Thanks for reading it, Stephen. I was a little worried about that piece--I don't think it had that twist at the end that most flash fiction does, but I tried to do something different this time and it looks like it may have worked.
I'm still working on the intro, deleting your comments as I've dealt with them. I've got three left now, so should have it polished soon.
Unless I keep adding more of my own comments.
I agree with Stephen on the pacing. It's beautifully done and the dialogue is wonderful.
Thanks so much, M. G.
Did anyone notice the thread that ties all my Flashing In The Gutters pieces together?
Would it be bad of us to say no? I mean, come on, you're asking for analysis here, context. Bear in mind that I walk into walls regularly and without the aid of alcohol.
One day, you shall all know the truth. Until then, walk into walls as you please.
Or some shit or other.
I am so looking forward to telling my editors I don't have to make my deadline because Daniel is in control! Hahahaha! I'm going to go burn something down now and blame it on you too!

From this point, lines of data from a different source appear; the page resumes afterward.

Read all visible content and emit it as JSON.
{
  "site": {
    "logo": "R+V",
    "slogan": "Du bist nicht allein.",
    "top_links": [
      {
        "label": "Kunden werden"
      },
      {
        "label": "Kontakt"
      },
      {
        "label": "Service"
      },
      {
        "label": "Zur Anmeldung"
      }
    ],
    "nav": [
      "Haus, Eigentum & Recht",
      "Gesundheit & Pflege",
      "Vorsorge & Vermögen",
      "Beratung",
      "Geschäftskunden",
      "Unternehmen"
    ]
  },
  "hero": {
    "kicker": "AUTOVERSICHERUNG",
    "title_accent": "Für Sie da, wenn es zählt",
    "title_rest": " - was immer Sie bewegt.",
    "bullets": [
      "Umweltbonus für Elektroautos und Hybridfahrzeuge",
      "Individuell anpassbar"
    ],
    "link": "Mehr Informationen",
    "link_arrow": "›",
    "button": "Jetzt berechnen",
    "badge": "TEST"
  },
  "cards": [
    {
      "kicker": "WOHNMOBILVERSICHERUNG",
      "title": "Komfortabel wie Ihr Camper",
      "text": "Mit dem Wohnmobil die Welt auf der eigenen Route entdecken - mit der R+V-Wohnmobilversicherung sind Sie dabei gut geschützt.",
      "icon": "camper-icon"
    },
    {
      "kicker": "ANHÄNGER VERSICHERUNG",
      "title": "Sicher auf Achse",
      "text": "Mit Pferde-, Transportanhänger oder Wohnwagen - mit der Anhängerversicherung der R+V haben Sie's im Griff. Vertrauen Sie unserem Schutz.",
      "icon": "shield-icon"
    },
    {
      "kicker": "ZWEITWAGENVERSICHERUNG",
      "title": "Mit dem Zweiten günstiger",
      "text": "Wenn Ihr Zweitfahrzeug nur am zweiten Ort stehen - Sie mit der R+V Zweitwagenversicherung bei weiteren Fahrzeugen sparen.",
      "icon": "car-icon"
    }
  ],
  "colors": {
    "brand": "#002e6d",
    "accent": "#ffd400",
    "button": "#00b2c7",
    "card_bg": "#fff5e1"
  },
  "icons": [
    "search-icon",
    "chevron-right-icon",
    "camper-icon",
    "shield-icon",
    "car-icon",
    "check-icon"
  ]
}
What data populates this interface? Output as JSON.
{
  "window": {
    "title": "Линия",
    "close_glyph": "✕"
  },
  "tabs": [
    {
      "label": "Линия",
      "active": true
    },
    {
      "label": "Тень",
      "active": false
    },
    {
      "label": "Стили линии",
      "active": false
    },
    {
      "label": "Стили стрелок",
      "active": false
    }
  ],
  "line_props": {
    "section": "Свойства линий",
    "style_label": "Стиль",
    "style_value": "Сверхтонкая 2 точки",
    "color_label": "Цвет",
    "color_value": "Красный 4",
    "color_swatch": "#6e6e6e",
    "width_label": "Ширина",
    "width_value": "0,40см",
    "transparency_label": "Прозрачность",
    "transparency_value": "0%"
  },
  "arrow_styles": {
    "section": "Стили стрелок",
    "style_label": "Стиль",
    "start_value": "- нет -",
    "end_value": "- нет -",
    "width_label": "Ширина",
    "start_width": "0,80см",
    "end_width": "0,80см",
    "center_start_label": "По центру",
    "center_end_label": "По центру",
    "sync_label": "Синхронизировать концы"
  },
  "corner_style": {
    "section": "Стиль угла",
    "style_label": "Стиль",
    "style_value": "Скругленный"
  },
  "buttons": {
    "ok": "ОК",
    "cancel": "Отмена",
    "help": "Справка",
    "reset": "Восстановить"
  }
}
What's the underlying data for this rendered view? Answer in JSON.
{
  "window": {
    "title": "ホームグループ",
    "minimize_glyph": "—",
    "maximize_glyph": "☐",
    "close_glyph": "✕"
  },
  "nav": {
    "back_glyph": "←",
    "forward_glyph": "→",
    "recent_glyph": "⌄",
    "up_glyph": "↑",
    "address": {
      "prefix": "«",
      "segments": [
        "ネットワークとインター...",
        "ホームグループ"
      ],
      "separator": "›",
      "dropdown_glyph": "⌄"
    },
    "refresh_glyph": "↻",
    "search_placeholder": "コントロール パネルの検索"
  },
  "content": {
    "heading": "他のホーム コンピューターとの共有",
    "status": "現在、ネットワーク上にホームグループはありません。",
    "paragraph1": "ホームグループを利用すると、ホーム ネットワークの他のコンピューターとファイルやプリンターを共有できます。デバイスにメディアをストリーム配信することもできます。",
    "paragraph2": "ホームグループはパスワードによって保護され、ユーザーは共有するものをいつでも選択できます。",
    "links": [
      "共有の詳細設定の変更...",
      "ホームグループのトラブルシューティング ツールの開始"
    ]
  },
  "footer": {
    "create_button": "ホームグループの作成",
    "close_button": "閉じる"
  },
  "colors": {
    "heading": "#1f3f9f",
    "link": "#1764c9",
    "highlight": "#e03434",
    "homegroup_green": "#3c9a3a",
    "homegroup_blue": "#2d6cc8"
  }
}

Wonder if there's a liquor store round here I could rob?
Daniel made me do it!
Yes, Stuart, it was I all along. Controlling your every move, using your humorous sarcasm to ridicule myself so that I could then prove to you who really is in control.
Now, go and BURN the LIQUOR STORE. It should be easy. Liquor burns.
Although if it's a nice drop like Glenlivet, it should go down smoothly.
just stumbled across your blog - i love crime novels - and so do many of my other blog friends - wait till i tell them youre here! great blog!
I finally figured out the thread that runs through all your flash fiction.
They're all by Daniel Hatadi!
(Don't throw kangaroo poo now, that's not nice.)
Close only in that the thread has something to do with an animal.